Et ces temps-ci justement, la Suède s’estime menacée. Dans l’archipel de Stockholm, un semis d’îles innombrables, des observateurs ont cru voir plus qu’un périscope, la tourelle émergée d’un sous-marin. Blanc, pas jaune. Depuis cette apparition l’état-major national fait mine de se perdre en conjectures. D’où pouvait bien venir ce bâtiment ? Le seul vrai voisin sur le littoral de la Baltique, la Finlande est, elle, une nation authentiquement neutre. Elle a même fourni un nom commun, « la finlandisation », pour désigner la neutralité militaire de précaution ; c’est le statut qu’Hubert Védrine préconise pour l’Ukraine. Alors, les pays baltes ? S’ils ont montré, d’assez loin il est vrai, une remarquable agressivité pendant la crise ukrainienne précisément, ces micro-Etats ne semblent pas disposer de submersibles. L’Allemagne ? Même après le passage de François Hollande dans l’île de Rügen, les Allemands se tiennent à l’écart des grands affrontements stratégiques. Peut-être la Pologne ? Vous n’y pensez pas… Depuis les années 1980, le grand port du nord, Gdansk-Dantzig, est le lieu matriciel de la démocratie et de la transparence absolue, version polonaise de la glasnost du russe Gorbatchev.

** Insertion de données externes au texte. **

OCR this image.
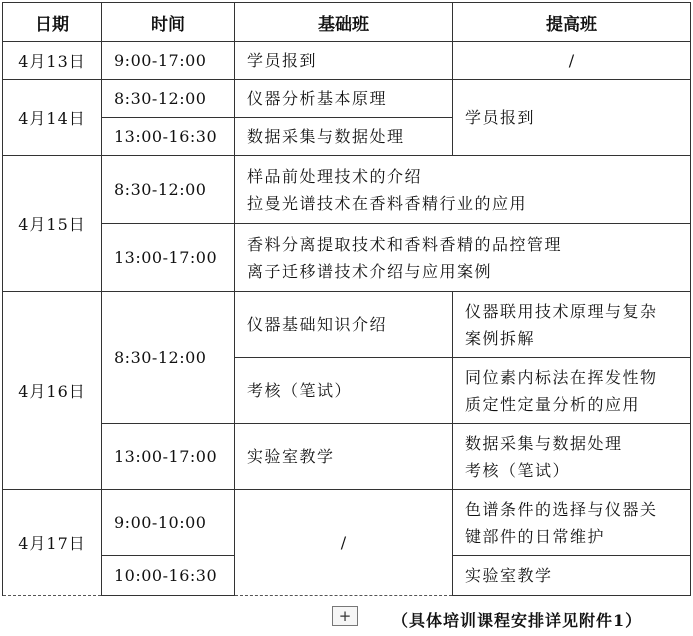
日期	时间	基础班	提高班
4月13日	9:00-17:00	学员报到	/
4月14日	8:30-12:00	仪器分析基本原理	学员报到
	13:00-16:30	数据采集与数据处理	
4月15日	8:30-12:00	样品前处理技术的介绍
拉曼光谱技术在香料香精行业的应用	
	13:00-17:00	香料分离提取技术和香料香精的品控管理
离子迁移谱技术介绍与应用案例	
4月16日	8:30-12:00	仪器基础知识介绍	仪器联用技术原理与复杂
案例拆解
		考核（笔试）	同位素内标法在挥发性物
质定性定量分析的应用
	13:00-17:00	实验室教学	数据采集与数据处理
考核（笔试）
4月17日	9:00-10:00	/	色谱条件的选择与仪器关
键部件的日常维护
	10:00-16:30		实验室教学
+	（具体培训课程安排详见附件1）
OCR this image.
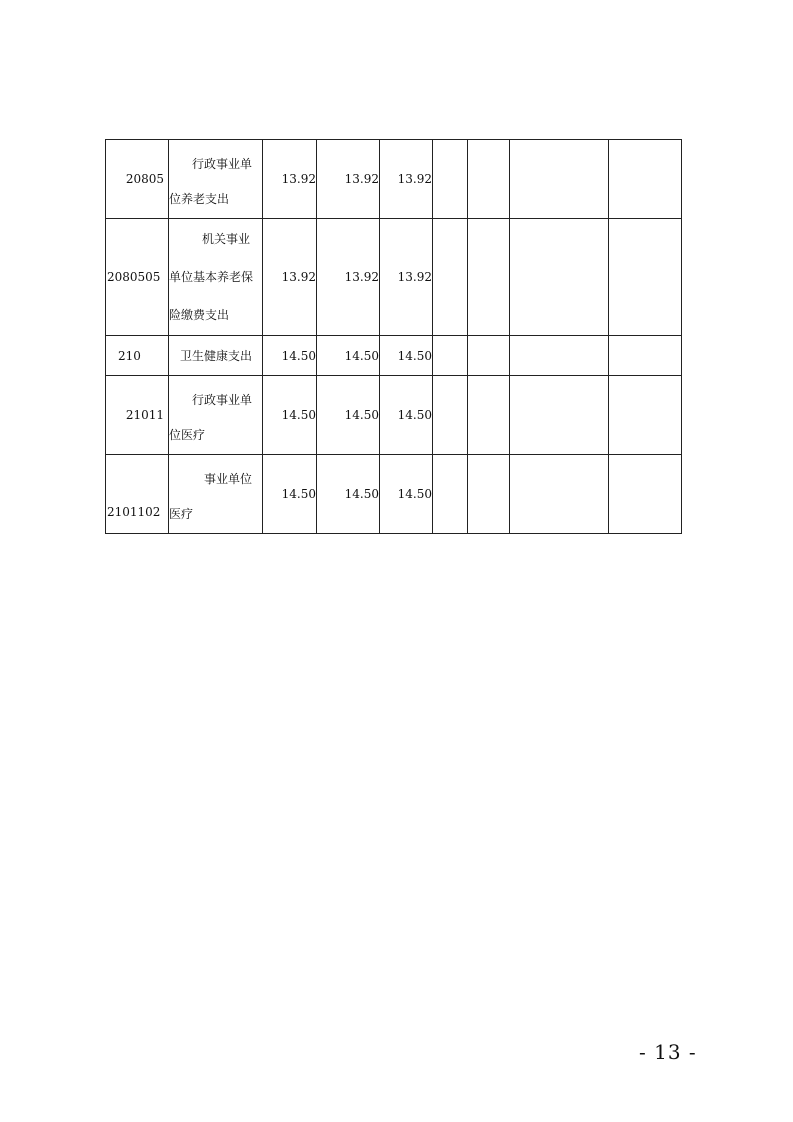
20805	行政事业单
位养老支出	13.92	13.92	13.92				

2080505	机关事业
单位基本养老保
险缴费支出	13.92	13.92	13.92				

210	卫生健康支出	14.50	14.50	14.50				

21011	行政事业单
位医疗	14.50	14.50	14.50				

2101102	事业单位
医疗	14.50	14.50	14.50				
- 13 -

La Russie, parlons-en, puisque c’est vers elle que se tournent les soupçons des militaires suédois. L’île pétersbourgeoise de Cronstadt ayant été rendue au tourisme et la base de Libau (Liep?ja désormais) rendue à la Lettonie, les forces navales de la Russie sont concentrées dans l’enclave de Kaliningrad, l’ancienne Koenigsberg d’Emmanuel Kant. On sait Vladimir Poutine capable de tout. Après Donetsk, envisage-t-il d’envahir Stockholm ? Mystère puisque le sous-marin fantôme, qui émettait des messages codés sur une fréquence de détresse, n’a pas reparu. Le verra-t-on demain aux alentours de Saint-Nazaire où l’on peaufine les navires Mistral, le Sébastopol et le Vladivostok, vendus à la Russie ? En attendant qu’il repointe son museau, ceux qui n’apprécient ni les polars scandinaves ni les délires jubilatoires de Jonasson pourront se faire une idée de l’exécrable mentalité suédoise en lisant « L’extradition des Baltes » de Per Olov Enquist.